2008 saw the release of an animated Direct to Video movie called Turok: Son of Stone based on the comic series of the same name. The animation was done in Timm Style (one of the film's 3 directors directed the DTV movie Batman Beyond: Return of the Joker), however unlike the original comic it was considerably darker and gorier with High-Pressure Blood and dismembered limbs a-plenty.

A reboot of the comic headed by Dark Horse Comics (responsible for other recent Gold Key/Valiant reboots such as Solar, Man of the Atom and Magnus Robot Fighter) started in 2010. In 2014 Dynamite Entertainment acquired the rights and started a series written by Greg Pak. In 2017, yet another reboot was attempted, this time with an african-american Turok for the first time in the character's history, written by Chuck Wendig. In 2019, it was rebooted once again with the series going back to its roots and staring Turok as a Navajo Warrior and Legacy Character Andar now being his younger brother, written by Ron Marz.

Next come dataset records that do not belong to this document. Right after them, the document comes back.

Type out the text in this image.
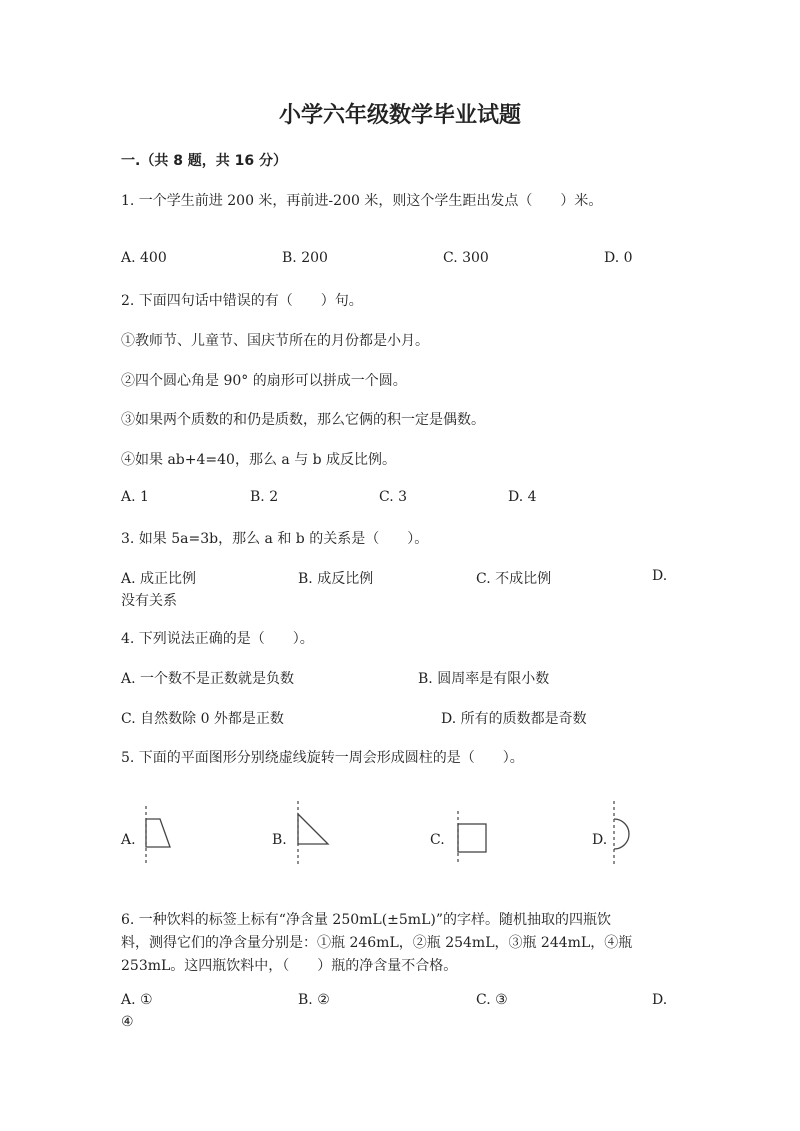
小学六年级数学毕业试题
一.（共 8 题，共 16 分）
1. 一个学生前进 200 米，再前进-200 米，则这个学生距出发点（　　）米。
A. 400	B. 200	C. 300	D. 0
2. 下面四句话中错误的有（　　）句。
①教师节、儿童节、国庆节所在的月份都是小月。
②四个圆心角是 90° 的扇形可以拼成一个圆。
③如果两个质数的和仍是质数，那么它俩的积一定是偶数。
④如果 ab+4=40，那么 a 与 b 成反比例。
A. 1	B. 2	C. 3	D. 4
3. 如果 5a=3b，那么 a 和 b 的关系是（　　）。
A. 成正比例	B. 成反比例	C. 不成比例	D.
没有关系
4. 下列说法正确的是（　　）。
A. 一个数不是正数就是负数	B. 圆周率是有限小数
C. 自然数除 0 外都是正数	D. 所有的质数都是奇数
5. 下面的平面图形分别绕虚线旋转一周会形成圆柱的是（　　）。
A.	B.	C.	D.
6. 一种饮料的标签上标有“净含量 250mL(±5mL)”的字样。随机抽取的四瓶饮
料，测得它们的净含量分别是：①瓶 246mL，②瓶 254mL，③瓶 244mL，④瓶
253mL。这四瓶饮料中，（　　）瓶的净含量不合格。
A. ①	B. ②	C. ③	D.
④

Only the Greg Pak run managed to last into the double digits, with the other two dying after five issues. Yet another version of the character also appeared in Dynamite's crossover miniseries Gold Key Alliance and its followup The Sovereigns.


Turok contains the following tropes:

  • Anachronism Stew:
    • Averted, as the dinosaurs, demons and aliens were all inter-dimensional travelers (albeit involuntary ones) and not simply different things from different time periods together for no reason other than that that would be cool.
    • Played straight in the Dynamite Entertainment series which mixes Dinosaurs, Crusade-era knights, Mongols, and even Robin Hood.
  • Historical Badass Upgrade: How do you make Genghis Khan even more badass? The Dynamite Entertainment series gave him an army of dinosaurs and a pteranodon-riding daughter.
  • Long Runner: The original Turok comic book ran for 26 years, and was almost entirely written by one man, Paul S. Newman (the Guinness-confirmed most-prolific comics writer).
  • Retcon: Turning "Indians Turok and Andar lost in a Dinosaur Valley" into "Tal'Set Fireseed/Josh Fireseed/Danielle Fireseed must become 'TuRoK': The title of a mysterious dimension-hopping Navajo warrior fighting genetically engineered dinosaurs, shape-shifting devils and bio-mechanical aliens with high-tech weapons in a post-apocalyptic version of Earth where 'time has no meaning'". And after several retcons, we now have a mixture of both.
  • The Straight and Arrow Path: Bows were the only weapons in the Turok: the Son of Stone comics.